Veterans Affairs Department officials canceled Congressional briefings on the hack and one lawmaker wants an update. Sen. Richard Blumenthal, D-Conn., in a letter to VA Secretary Robert Wilkie, asked a series of questions about the incident and for details about how the agency is protecting veterans’ health data:
“Alarmingly, the VA has been described as ‘the biggest spender on [SolarWinds Orion products] in recent years,’ raising deep concerns about the extent of its exposure and the impact on the sensitive data it holds on millions of veterans. SolarWinds has repeatedly held out its work with VA as a model customer, in one press release stating it ‘helped the VA consolidate to a single enterprise-wide platform, implementing ten regional instances, putting everyone on the same page and giving consolidated visibility.’ In effect, SolarWinds’ statements raises [sic] the troubling prospect that the maliciously backdoored software was sitting at the heart of the VA, with unparalleled access to sensitive information.”
Deterrence isn’t working in cyberspace, argues Sen.
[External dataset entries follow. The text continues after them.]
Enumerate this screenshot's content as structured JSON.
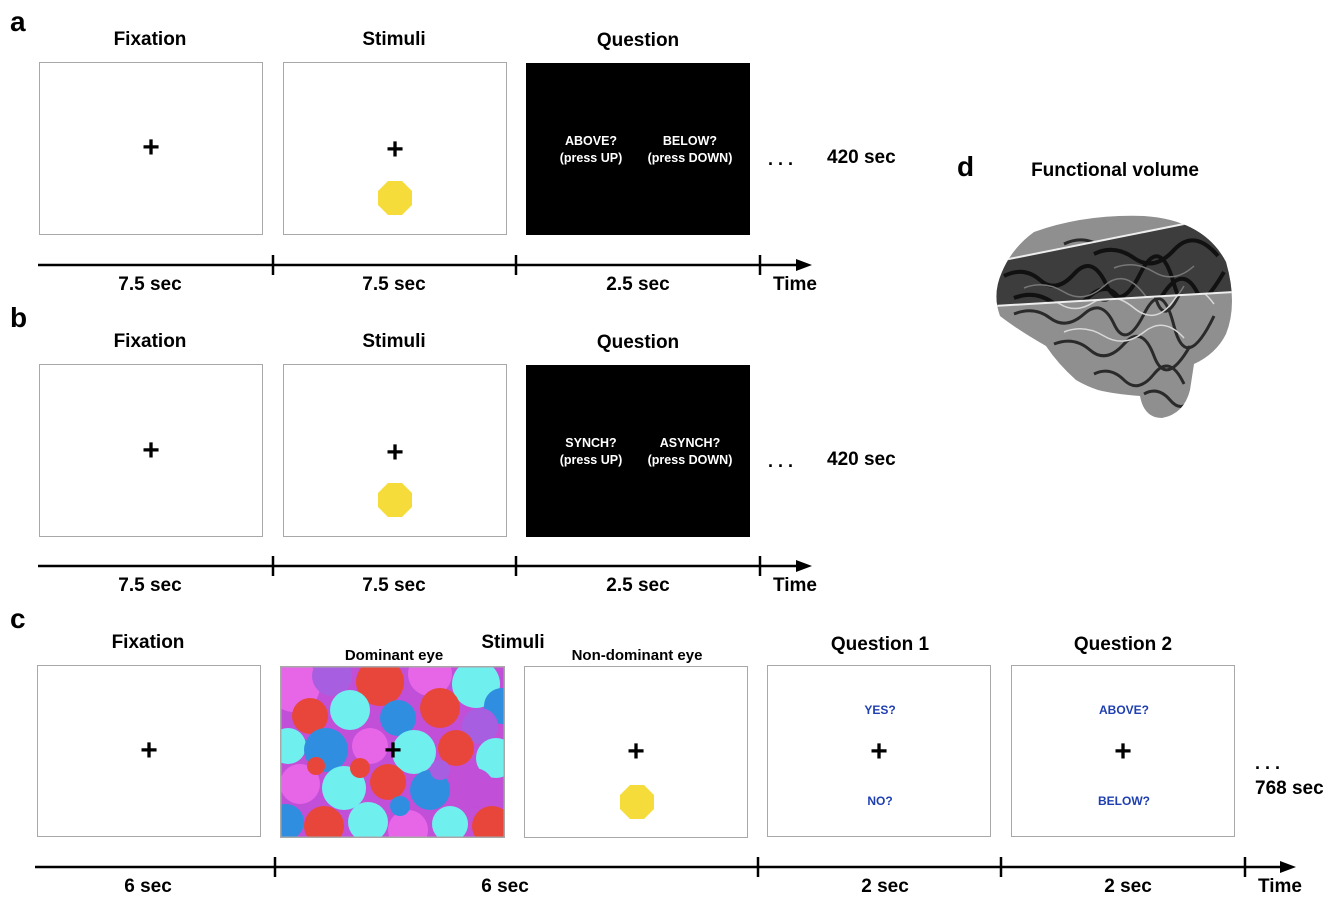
{
  "panel_a": {
    "label": "a",
    "headers": [
      "Fixation",
      "Stimuli",
      "Question"
    ],
    "question_left": [
      "ABOVE?",
      "(press UP)"
    ],
    "question_right": [
      "BELOW?",
      "(press DOWN)"
    ],
    "ellipsis": ". . .",
    "total": "420 sec",
    "durations": [
      "7.5 sec",
      "7.5 sec",
      "2.5 sec"
    ],
    "time_label": "Time"
  },
  "panel_b": {
    "label": "b",
    "headers": [
      "Fixation",
      "Stimuli",
      "Question"
    ],
    "question_left": [
      "SYNCH?",
      "(press UP)"
    ],
    "question_right": [
      "ASYNCH?",
      "(press DOWN)"
    ],
    "ellipsis": ". . .",
    "total": "420 sec",
    "durations": [
      "7.5 sec",
      "7.5 sec",
      "2.5 sec"
    ],
    "time_label": "Time"
  },
  "panel_c": {
    "label": "c",
    "fixation_header": "Fixation",
    "stimuli_header": "Stimuli",
    "dominant_eye": "Dominant eye",
    "non_dominant_eye": "Non-dominant eye",
    "question1_header": "Question 1",
    "question2_header": "Question 2",
    "q1_top": "YES?",
    "q1_bottom": "NO?",
    "q2_top": "ABOVE?",
    "q2_bottom": "BELOW?",
    "ellipsis": ". . .",
    "total": "768 sec",
    "durations": [
      "6 sec",
      "6 sec",
      "2 sec",
      "2 sec"
    ],
    "time_label": "Time"
  },
  "panel_d": {
    "label": "d",
    "title": "Functional volume"
  },
  "cross_symbol": "+",
  "colors": {
    "frame_border": "#a8a8a8",
    "stimulus_dot": "#f5dc3a",
    "question_background": "#000000",
    "question_text_blue": "#1f3fb0",
    "mondrian": [
      "#e8463a",
      "#c24fd8",
      "#e766e8",
      "#6ff0ef",
      "#2f8ee0",
      "#a85ee0"
    ]
  }
}
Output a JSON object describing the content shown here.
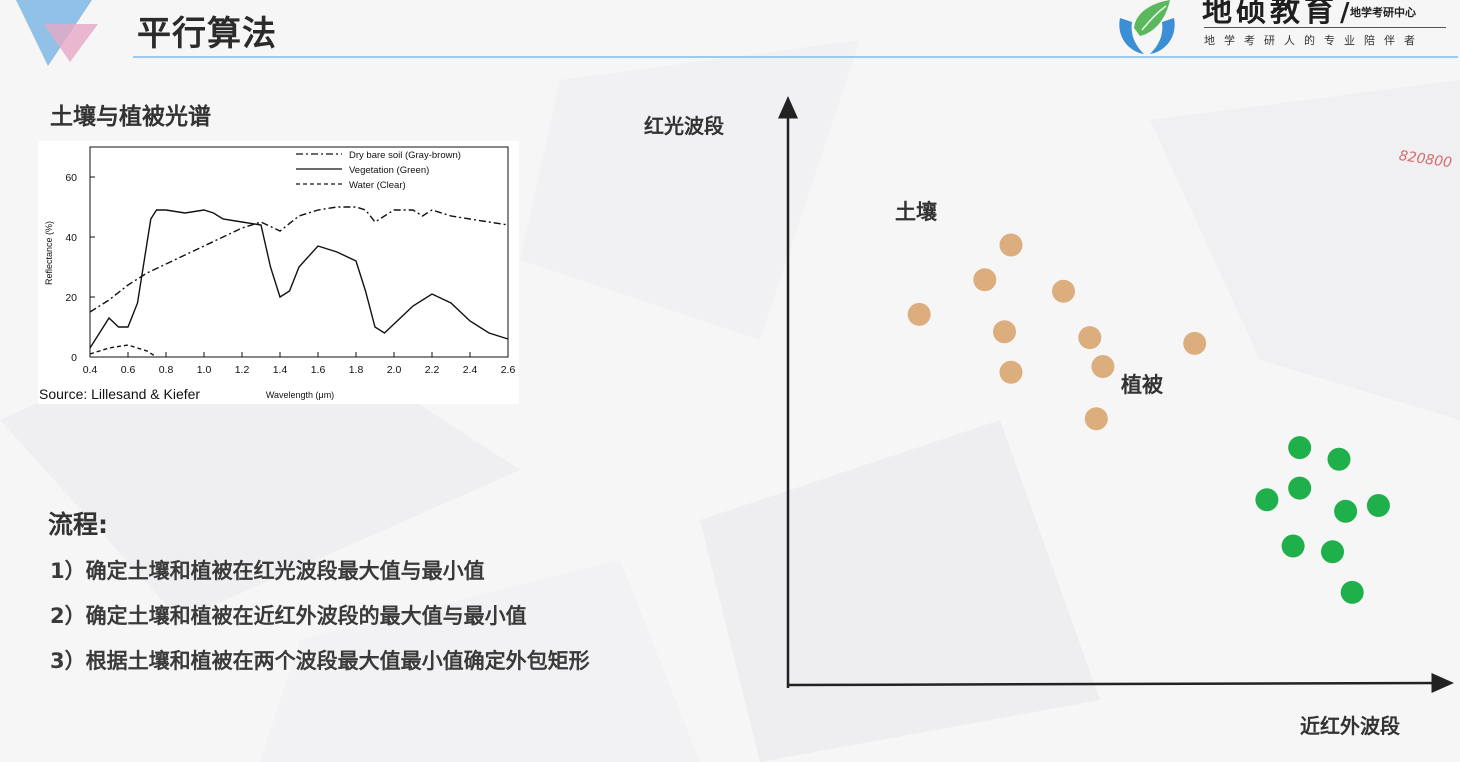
{
  "header": {
    "title": "平行算法",
    "logo": {
      "name": "地硕教育",
      "subtitle": "地学考研中心",
      "slogan": "地学考研人的专业陪伴者"
    }
  },
  "watermark": "820800",
  "spectrum_panel": {
    "heading": "土壤与植被光谱",
    "source": "Source: Lillesand & Kiefer",
    "chart_data": {
      "type": "line",
      "xlabel": "Wavelength (μm)",
      "ylabel": "Reflectance (%)",
      "xlim": [
        0.4,
        2.6
      ],
      "ylim": [
        0,
        70
      ],
      "x_ticks": [
        "0.4",
        "0.6",
        "0.8",
        "1.0",
        "1.2",
        "1.4",
        "1.6",
        "1.8",
        "2.0",
        "2.2",
        "2.4",
        "2.6"
      ],
      "y_ticks": [
        "0",
        "20",
        "40",
        "60"
      ],
      "legend_position": "top-right",
      "series": [
        {
          "name": "Dry bare soil (Gray-brown)",
          "style": "dash-dot",
          "x": [
            0.4,
            0.5,
            0.6,
            0.7,
            0.8,
            0.9,
            1.0,
            1.1,
            1.2,
            1.3,
            1.4,
            1.5,
            1.6,
            1.7,
            1.8,
            1.85,
            1.9,
            1.95,
            2.0,
            2.1,
            2.15,
            2.2,
            2.3,
            2.4,
            2.5,
            2.6
          ],
          "y": [
            15,
            19,
            24,
            28,
            31,
            34,
            37,
            40,
            43,
            45,
            42,
            47,
            49,
            50,
            50,
            49,
            45,
            47,
            49,
            49,
            47,
            49,
            47,
            46,
            45,
            44
          ]
        },
        {
          "name": "Vegetation (Green)",
          "style": "solid",
          "x": [
            0.4,
            0.45,
            0.5,
            0.55,
            0.6,
            0.65,
            0.7,
            0.72,
            0.75,
            0.8,
            0.9,
            1.0,
            1.05,
            1.1,
            1.2,
            1.3,
            1.35,
            1.4,
            1.45,
            1.5,
            1.6,
            1.7,
            1.8,
            1.85,
            1.9,
            1.95,
            2.0,
            2.1,
            2.2,
            2.3,
            2.4,
            2.5,
            2.6
          ],
          "y": [
            3,
            8,
            13,
            10,
            10,
            18,
            38,
            46,
            49,
            49,
            48,
            49,
            48,
            46,
            45,
            44,
            30,
            20,
            22,
            30,
            37,
            35,
            32,
            22,
            10,
            8,
            11,
            17,
            21,
            18,
            12,
            8,
            6
          ]
        },
        {
          "name": "Water (Clear)",
          "style": "dashed",
          "x": [
            0.4,
            0.5,
            0.6,
            0.65,
            0.7,
            0.75
          ],
          "y": [
            1,
            3,
            4,
            3,
            2,
            0
          ]
        }
      ]
    }
  },
  "process": {
    "heading": "流程:",
    "steps": [
      "1）确定土壤和植被在红光波段最大值与最小值",
      "2）确定土壤和植被在近红外波段的最大值与最小值",
      "3）根据土壤和植被在两个波段最大值最小值确定外包矩形"
    ]
  },
  "scatter": {
    "y_axis_label": "红光波段",
    "x_axis_label": "近红外波段",
    "chart_data": {
      "type": "scatter",
      "xlabel": "近红外波段",
      "ylabel": "红光波段",
      "grid": false,
      "series": [
        {
          "name": "土壤",
          "color": "#dcae7d",
          "x": [
            0.2,
            0.3,
            0.34,
            0.33,
            0.42,
            0.46,
            0.48,
            0.34,
            0.47,
            0.62
          ],
          "y": [
            0.64,
            0.7,
            0.76,
            0.61,
            0.68,
            0.6,
            0.55,
            0.54,
            0.46,
            0.59
          ]
        },
        {
          "name": "植被",
          "color": "#1faf4b",
          "x": [
            0.73,
            0.78,
            0.78,
            0.84,
            0.85,
            0.9,
            0.77,
            0.83,
            0.86
          ],
          "y": [
            0.32,
            0.41,
            0.34,
            0.39,
            0.3,
            0.31,
            0.24,
            0.23,
            0.16
          ]
        }
      ]
    }
  },
  "colors": {
    "accent": "#9fc8ea",
    "soil": "#dcae7d",
    "vegetation": "#1faf4b"
  }
}
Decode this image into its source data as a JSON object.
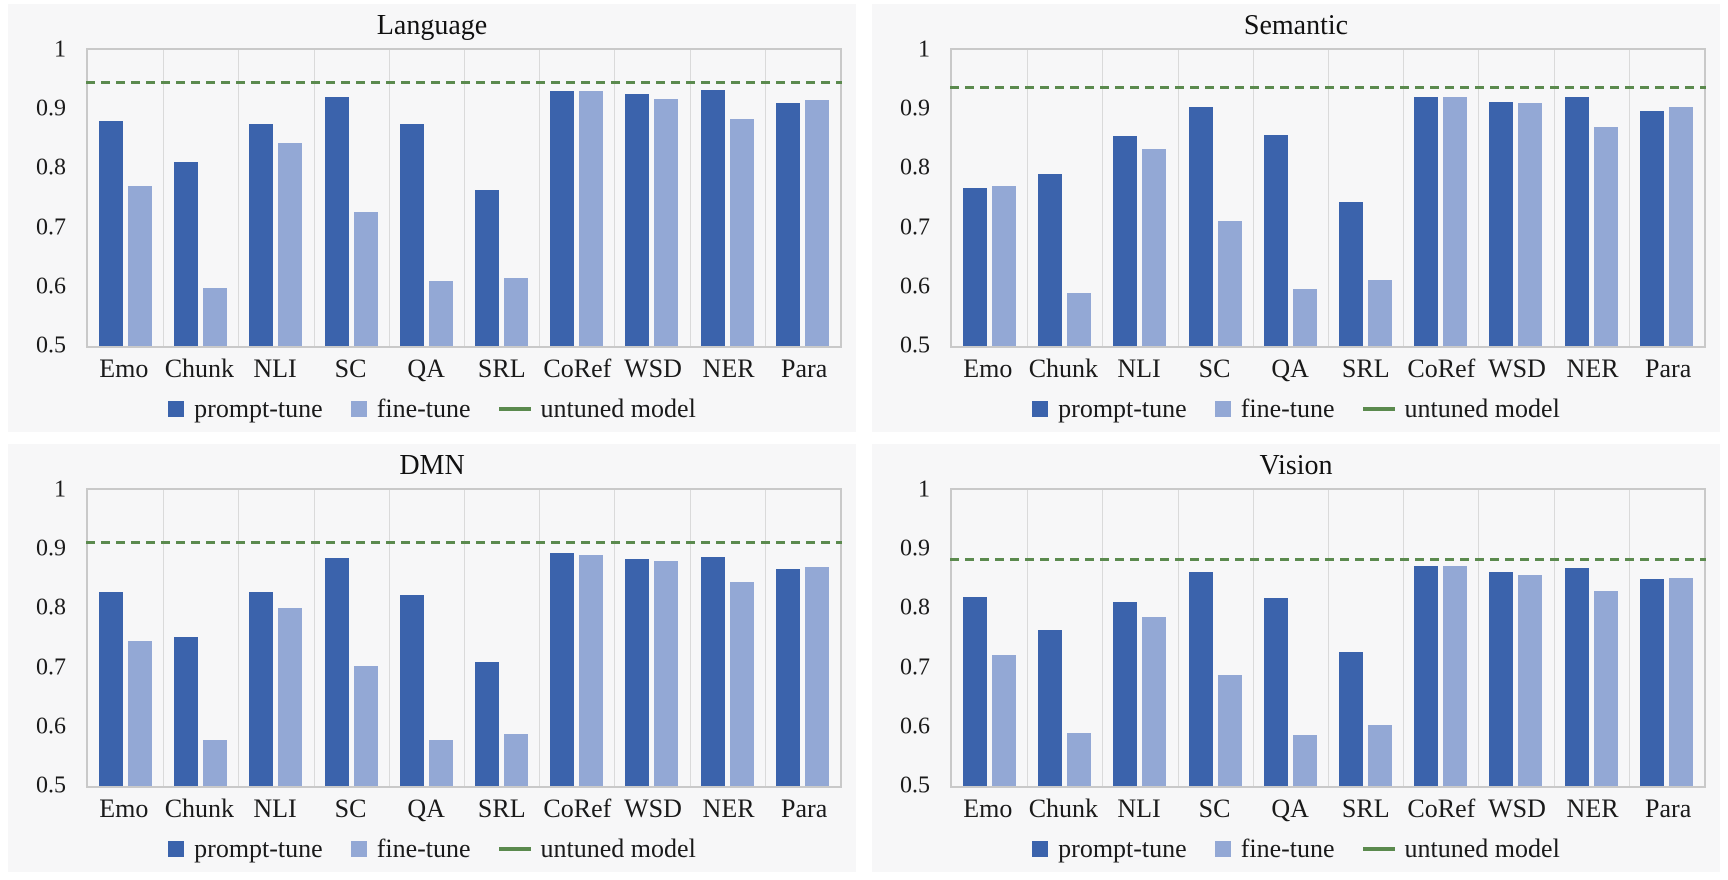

Angus King, I-Maine, in a Barron’s op-ed. The U.S. Cyberspace Solarium Commission co-chair calls for a national strategy that allows the U.S. to “impose consequences” on attackers through cyber and noncyber means, and a well-resourced U.S. Cyber Command that conducts and sometimes publicly claims offensive missions. He also called attention to various commission recommendations that made it into the still-unsigned National Defense Authorization Act.
“[W]e need to make our enemies change their decision matrix and send a clear, unequivocal message to our enemies: If you hit us, we will hit back,” he wrote.